Wo Geschichte lebendig wird…

Letzten Sonntag besuchten wir „Das versteckte Dorf“ in den Wäldern der Umgebung von Vierhouten in den Niederlanden. Ein Stück Geschichte wurde lebendig als wir die versteckten Häuser besichtigten, die in den Waldboden eingelassen worden waren um möglichst gut getarnt zu sein. Zwischen 1943 und 1944 hatten sich dort bis über 80 Juden und zeitweise britische Piloten versteckt. Von Baumhauer, ein Rechtsanwalt mit deutschen Wurzeln und das Ehepaar Bakker (von den Bewohnern des Dorfes liebevoll Tante Cor und Opa Bakker genannt) organisierten die Versorgung des Dorfes. Einwohner der Umgebung waren in die Versorgung involviert.

Da während der Kriegsjahre immer mehr Menschen in den Niederlanden untertauchen mussten, wurde das versteckte Dorf im Frühling 1943 gegründet. Für den Winter musste aber etwas wetterbeständigeres als ein Zelt gefunden werden und so wurden mehrere Hütten gebaut.

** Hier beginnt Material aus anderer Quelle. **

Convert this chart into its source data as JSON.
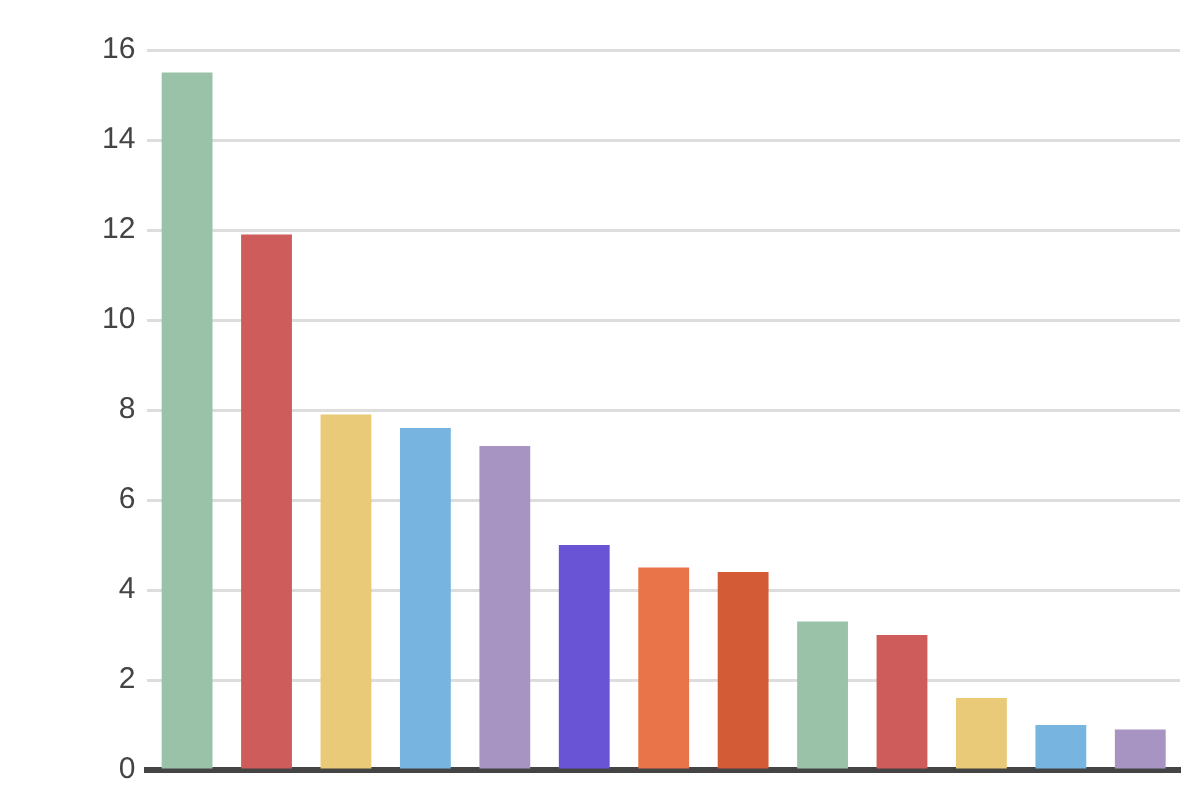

Die Angst entdeckt zu werden hing immer in der Luft. Um die Kinder ruhig zu halten wurde eine Schule gegründet. Die Menschen, die bei der Versorgung mithalfen nahmen ein grosses Risiko auf sich, wer entdeckt wurde, konnte kurzerhand erschossen werden.

Im Oktober 1944 fanden zwei niederländische SS-Soldaten das Dorf, als sie auf der Jagd einen Jungen eine Brandschneise überqueren sahen. Die Mehrheit der Bewohner konnte fliehen, doch nicht allen gelang die Flucht.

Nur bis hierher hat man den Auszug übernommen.